US representative Peter DeFazio, an Oregon Democrat who chaired last week’s hearing by the House transportation committee, pointed to documents showing Boeing leadership during the MAX’s development was “aware of many of the problems that engineers are now attempting to fix”.

DeFazio faulted Muilenburg’s responses to many questions as “consistent with a culture of concealment and opaqueness”.

“The bottom line is that there are a lot of unanswered questions, and our investigation has a long way to go to get the answers everyone deserves, especially the families of the crash victims,” DeFazio said in a letter to congressional colleagues.

However, Calhoun said criticism of Boeing’s corporate culture missed the mark. While Boeing could take steps to strengthen the visibility of its commitment to safety, “I do not believe that this instance is indicative of a cultural problem,” he said.

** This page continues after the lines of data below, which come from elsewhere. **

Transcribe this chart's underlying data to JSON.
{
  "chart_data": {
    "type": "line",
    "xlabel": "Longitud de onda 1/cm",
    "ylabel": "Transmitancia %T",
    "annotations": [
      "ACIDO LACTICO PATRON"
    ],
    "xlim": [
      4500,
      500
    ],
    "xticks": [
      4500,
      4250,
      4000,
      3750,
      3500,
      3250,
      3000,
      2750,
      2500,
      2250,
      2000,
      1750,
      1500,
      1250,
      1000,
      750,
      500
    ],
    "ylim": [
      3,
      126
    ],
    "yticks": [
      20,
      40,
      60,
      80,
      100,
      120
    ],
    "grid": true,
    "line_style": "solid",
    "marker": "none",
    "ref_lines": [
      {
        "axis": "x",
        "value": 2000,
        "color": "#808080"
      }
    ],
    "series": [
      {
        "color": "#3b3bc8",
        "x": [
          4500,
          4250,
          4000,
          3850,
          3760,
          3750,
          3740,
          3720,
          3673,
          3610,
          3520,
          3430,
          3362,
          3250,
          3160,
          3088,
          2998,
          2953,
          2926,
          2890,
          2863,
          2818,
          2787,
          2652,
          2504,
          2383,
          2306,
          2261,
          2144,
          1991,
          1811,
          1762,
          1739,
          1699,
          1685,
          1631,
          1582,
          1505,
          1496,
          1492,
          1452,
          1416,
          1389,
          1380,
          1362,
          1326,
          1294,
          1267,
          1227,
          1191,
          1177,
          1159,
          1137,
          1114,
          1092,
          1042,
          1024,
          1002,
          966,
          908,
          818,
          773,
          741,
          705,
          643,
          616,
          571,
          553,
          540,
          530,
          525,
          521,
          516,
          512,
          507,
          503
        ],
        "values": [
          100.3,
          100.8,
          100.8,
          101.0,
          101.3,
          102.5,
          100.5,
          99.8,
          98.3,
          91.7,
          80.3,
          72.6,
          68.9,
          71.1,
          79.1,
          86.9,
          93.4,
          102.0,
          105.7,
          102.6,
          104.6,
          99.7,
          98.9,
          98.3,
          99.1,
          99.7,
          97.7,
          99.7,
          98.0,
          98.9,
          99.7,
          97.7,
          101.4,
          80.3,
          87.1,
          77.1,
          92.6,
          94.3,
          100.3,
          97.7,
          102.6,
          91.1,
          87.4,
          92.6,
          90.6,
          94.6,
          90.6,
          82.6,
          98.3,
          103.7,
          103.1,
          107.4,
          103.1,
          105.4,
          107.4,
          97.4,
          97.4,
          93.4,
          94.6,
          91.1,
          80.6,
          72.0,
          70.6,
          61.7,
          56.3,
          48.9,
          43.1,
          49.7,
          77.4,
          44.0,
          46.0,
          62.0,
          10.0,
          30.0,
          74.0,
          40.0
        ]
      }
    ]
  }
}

Meanwhile, he said Muilenburg is completely focused on returning the MAX to service and succeeding in the face of “one of the most difficult situations any CEO that I’ve ever known has lived through. We’re going to support Dennis”.

Calhoun said Muilenburg had asked not to receive a bonus for 2019 after law makers lambasted the CEO over his pay at the hearing last week. In 2018, Muilenburg’s total compensation package was $23.4m, according to a securities filing.

Calhoun also said the company is not considering clawing back Muilenburg’s pay from earlier years because there was “no culpability”.